Today searchers were focusing on a number of tracks around Lions Hut.
Most of these tracks involve steep climbs up challenging terrain.
According to the Department of Conservation website only the Te Waiiti Stream via Te Pona a Pita track is suitable for less fit walkers and suitable for all ages.
It is a two-hour walk and starts with a graded climb around the side of a ridge.
Conditions last night were dry for the youngsters who had spent their second night out in the open.
MetService forecaster said last night temperatures dropped to single digits but it was fine and there should not have been too much wind.
"Temperatures may have dropped to 3C, but it was not an exceptionally cold night. It certainly wouldn't have been pleasant, though passing cloud would have kept temperatures warmer. No rain was recorded in the area last night," he said.
Mountain Safety Council chief executive Mike Daisley said it was unfortunate this was the third incident in recent weeks where people had needed rescuing after unintentionally spending nights out in the bush.
He said if adults were taking children into the bush they needed to realise any outing would be slow-going.
"If you are taking children recognise that they are going to take a lot longer. A two hour walk could end up a day long tramp."
He said it was vital people take a windbreaker and nourishment on any outing into the bush, even if the weather forecast was good.
A spokesman for local iwi Tuhoe said concerns were mounting for the group, especially as the woman may not have taken a large amount of food on a short bush walk.
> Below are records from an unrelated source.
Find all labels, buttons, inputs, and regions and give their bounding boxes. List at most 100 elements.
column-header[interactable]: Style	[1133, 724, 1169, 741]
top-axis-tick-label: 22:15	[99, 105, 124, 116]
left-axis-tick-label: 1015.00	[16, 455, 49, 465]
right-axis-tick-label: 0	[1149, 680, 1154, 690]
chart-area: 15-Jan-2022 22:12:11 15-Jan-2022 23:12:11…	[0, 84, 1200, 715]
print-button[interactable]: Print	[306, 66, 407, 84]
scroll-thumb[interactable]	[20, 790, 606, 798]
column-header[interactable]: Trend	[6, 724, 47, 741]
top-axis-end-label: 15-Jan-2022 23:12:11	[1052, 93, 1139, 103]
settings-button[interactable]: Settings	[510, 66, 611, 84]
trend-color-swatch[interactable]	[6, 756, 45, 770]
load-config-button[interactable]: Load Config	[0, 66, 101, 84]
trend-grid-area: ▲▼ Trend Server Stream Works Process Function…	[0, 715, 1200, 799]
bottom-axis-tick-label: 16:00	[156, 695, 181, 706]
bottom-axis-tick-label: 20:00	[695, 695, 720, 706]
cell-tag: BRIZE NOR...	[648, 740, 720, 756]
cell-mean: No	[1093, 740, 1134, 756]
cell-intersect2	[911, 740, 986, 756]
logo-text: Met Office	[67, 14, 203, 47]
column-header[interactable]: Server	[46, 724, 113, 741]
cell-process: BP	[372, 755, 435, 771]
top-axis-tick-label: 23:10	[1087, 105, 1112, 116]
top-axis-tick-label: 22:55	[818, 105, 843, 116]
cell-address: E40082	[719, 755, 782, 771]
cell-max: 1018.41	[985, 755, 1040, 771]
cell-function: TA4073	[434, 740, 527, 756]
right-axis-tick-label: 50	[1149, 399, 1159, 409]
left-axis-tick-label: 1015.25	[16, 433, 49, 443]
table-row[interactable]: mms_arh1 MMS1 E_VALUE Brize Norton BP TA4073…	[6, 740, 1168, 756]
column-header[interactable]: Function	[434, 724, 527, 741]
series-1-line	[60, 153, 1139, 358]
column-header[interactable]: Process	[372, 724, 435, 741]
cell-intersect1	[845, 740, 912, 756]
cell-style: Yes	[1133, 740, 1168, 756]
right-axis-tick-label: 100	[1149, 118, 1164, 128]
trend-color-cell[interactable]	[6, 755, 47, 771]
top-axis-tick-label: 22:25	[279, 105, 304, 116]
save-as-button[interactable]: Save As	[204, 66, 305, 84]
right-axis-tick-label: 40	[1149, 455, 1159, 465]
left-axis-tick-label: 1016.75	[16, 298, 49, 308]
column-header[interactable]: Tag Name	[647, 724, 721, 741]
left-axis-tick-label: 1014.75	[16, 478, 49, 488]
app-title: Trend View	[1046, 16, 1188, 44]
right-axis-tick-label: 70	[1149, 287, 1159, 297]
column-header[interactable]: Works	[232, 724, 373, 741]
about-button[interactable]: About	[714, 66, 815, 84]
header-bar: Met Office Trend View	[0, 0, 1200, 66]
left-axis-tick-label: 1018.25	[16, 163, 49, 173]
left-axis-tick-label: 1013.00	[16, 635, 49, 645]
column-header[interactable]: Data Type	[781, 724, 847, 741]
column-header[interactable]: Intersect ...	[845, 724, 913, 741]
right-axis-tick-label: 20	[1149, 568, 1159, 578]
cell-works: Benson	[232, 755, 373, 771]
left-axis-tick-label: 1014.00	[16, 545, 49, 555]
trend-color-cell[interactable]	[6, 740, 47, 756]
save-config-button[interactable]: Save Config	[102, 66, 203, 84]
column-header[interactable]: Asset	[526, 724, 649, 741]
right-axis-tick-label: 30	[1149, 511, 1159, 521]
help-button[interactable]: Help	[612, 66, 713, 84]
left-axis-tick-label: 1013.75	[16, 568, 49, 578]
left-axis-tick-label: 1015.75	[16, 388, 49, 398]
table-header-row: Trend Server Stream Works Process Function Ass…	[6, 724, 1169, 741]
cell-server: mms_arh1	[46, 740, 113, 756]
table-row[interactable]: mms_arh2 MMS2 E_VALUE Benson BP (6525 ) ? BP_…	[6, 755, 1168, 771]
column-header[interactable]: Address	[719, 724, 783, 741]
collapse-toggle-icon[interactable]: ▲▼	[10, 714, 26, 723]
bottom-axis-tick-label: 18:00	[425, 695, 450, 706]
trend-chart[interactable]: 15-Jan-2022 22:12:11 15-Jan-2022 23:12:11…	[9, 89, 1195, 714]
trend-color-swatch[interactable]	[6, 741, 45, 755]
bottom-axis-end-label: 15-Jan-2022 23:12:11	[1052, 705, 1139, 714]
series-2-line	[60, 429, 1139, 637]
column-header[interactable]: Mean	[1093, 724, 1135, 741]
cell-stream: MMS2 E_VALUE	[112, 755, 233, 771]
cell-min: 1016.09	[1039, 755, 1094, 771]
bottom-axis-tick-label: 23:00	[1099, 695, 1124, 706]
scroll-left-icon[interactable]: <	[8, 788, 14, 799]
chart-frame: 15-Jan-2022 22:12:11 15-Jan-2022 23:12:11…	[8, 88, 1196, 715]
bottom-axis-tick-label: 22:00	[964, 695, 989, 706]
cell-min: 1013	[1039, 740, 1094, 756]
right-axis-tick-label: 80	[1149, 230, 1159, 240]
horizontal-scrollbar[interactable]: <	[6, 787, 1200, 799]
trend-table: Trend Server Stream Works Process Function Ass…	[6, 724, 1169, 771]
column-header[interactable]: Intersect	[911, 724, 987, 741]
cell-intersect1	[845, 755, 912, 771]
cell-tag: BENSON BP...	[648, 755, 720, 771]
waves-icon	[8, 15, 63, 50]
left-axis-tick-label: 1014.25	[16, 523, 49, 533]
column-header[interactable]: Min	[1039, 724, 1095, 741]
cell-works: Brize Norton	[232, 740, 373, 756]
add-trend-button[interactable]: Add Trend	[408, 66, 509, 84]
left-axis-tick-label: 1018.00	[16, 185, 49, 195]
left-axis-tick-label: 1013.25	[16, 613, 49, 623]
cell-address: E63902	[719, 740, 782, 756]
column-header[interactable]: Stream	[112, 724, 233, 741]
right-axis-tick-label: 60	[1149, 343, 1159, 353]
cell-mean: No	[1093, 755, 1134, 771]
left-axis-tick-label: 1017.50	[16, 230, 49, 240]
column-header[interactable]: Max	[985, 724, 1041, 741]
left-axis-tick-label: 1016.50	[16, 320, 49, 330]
Local Tuhoe with expert knowledge of the area had now joined the search effort for the missing group.
"We're assisting by providing local information when the headquarters team requires that," said Ngai Tuhoe operations development manager Glenn Mitchell.
Mr Mitchell said it was unlikely the woman, aged in her 40s, had managed to reach any of the ridge-top huts however everyone was in suitable clothing for the outdoors.
"I understand they had warm clothes on," he said.
Mr Mitchell said the youngest children were just 4 and 5 years old.
He hoped given their age would mean they would not be able to travel far into the rugged Waimana Valley.
The missing woman has been described on social media as a very experienced bushman who knew the forest well.
Te Urewera contains the largest forested wilderness remaining in the North Island.
It is famous for its lakes and forests, its remote and rugged terrain and popular walk around Lake Waikaremoana.
The area is a favourite with hikers, kayakers, hunters and fly-fishing enthusiasts.